2009-07-15 18:43:12

by Oleg Nesterov

[permalink] [raw]
Subject: Re: FW: avoiding run_workqueue() recursion

Hi Anirban,

On 07/14, Anirban Sinha wrote:
>
> >I had a question about one of your previous commits:
> >
> >: commit 2355b70fd59cb5be7de2052a9edeee7afb7ff099
> >: Author: Lai Jiangshan <[email protected]>
> >: Date: Thu Apr 2 16:58:24 2009 -0700
> >:
> >: workqueue: avoid recursion in run_workqueue()
> >
> >http://git.kernel.org/linus/2355b70fd59cb5be7de2052a9edeee7afb7ff099
> >
> >
> >I saw a few discussions on the mailing list around this. I also did see
> >your "I still don't know why I merged ..." comment on this. I have the
> >following observations. I am new in the kernel hacking world, so please
> >bear with me.
> >
> >(a) I do agree that flushing the work queues from within
> run_workqueue()
> >is buggy in itself.
> >
> >(b) I do also agree that recursive call to run_workqueue() is bad due
> to
> >the reasons cited in the commit log (even though I had a good laugh
> when
> >I saw the "morton gets to eat his hat" stuff :)).
> >
> >(c) I am a little puzzled by the change the patch made.
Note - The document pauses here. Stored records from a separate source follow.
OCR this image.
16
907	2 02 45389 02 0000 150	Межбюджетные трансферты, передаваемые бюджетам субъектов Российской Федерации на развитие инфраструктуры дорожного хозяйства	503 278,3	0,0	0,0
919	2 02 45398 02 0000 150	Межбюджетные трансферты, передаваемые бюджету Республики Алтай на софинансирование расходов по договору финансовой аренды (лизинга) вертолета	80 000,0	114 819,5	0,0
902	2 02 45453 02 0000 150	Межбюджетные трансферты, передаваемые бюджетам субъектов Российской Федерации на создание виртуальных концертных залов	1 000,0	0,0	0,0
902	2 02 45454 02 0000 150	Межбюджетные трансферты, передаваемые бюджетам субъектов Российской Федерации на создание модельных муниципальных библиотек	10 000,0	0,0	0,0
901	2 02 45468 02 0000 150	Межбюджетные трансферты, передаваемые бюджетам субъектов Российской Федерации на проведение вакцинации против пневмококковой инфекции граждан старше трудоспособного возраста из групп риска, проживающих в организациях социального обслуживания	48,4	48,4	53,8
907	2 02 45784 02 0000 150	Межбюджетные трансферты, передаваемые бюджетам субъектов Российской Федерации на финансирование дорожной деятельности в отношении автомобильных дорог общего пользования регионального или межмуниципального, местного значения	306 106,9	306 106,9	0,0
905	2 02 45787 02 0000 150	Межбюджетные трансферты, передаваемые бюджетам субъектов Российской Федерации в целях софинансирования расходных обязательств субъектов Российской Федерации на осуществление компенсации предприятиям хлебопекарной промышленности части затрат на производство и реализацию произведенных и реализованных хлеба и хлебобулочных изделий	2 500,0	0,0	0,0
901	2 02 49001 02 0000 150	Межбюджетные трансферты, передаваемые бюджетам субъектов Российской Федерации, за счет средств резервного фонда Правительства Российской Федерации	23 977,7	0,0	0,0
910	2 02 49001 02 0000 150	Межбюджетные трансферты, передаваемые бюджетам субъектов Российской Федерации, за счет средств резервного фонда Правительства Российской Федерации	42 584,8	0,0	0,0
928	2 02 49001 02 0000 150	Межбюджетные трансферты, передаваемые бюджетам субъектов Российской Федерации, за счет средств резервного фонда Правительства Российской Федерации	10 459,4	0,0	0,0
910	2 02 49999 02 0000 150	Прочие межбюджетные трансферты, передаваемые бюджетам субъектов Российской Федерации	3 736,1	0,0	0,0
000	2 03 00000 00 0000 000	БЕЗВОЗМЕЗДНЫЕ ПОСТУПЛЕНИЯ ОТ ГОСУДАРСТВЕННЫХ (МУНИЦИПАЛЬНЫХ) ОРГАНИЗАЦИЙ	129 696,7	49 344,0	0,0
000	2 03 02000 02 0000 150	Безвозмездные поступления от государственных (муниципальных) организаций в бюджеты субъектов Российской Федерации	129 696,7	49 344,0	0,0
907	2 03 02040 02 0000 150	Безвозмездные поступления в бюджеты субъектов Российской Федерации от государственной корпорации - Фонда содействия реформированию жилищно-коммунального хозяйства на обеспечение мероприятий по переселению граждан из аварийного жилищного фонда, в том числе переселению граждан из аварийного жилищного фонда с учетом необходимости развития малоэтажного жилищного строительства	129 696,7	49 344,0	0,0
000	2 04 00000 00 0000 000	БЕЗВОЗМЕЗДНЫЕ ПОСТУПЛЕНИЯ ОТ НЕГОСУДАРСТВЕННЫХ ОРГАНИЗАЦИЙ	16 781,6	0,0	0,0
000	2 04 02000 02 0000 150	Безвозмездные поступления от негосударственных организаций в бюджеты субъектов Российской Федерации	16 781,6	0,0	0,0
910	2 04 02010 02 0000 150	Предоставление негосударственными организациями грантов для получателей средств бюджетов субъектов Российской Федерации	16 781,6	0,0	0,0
If we let the
> >call sleep on completion when keventd is itself running the
> >flush_workqueue(), are we not introducing a deadlock? If the thread
> that
> >is itself is responsible for walking the workqueue and dispatching the
> >work functions goes to sleep, who will wake it up?

Yes, this will deadlock. Note the WARN_ON().

> >In my honest opinion, I think we should simply return when (cwq->thread
> >== current) is true. I think in that condition, it should be just a
> >nop.

If we just return silently, we do not flush but hide the problem ?
And in this can lead to other problems which are very hard to
trigger/debug.

Oleg.


2009-07-15 18:52:42

by Anirban Sinha

[permalink] [raw]
Subject: RE: FW: avoiding run_workqueue() recursion

Hi Oleg:

>If we just return silently, we do not flush but hide the problem ?
>And in this can lead to other problems which are very hard to
>trigger/debug.

True. I think flushing is an invalid operation for a thread that is
already walking the work-queue, like keventd. It is inherently bug in
the code somewhere else (may be in a work function?). I liked your idea
of replacing WARN_ON() with BUG_ON() but I do understand that a panic
could be a bigger hammer here. May be we can have some sort of
restrictions or conventions for writing work functions? I don't know.

Ani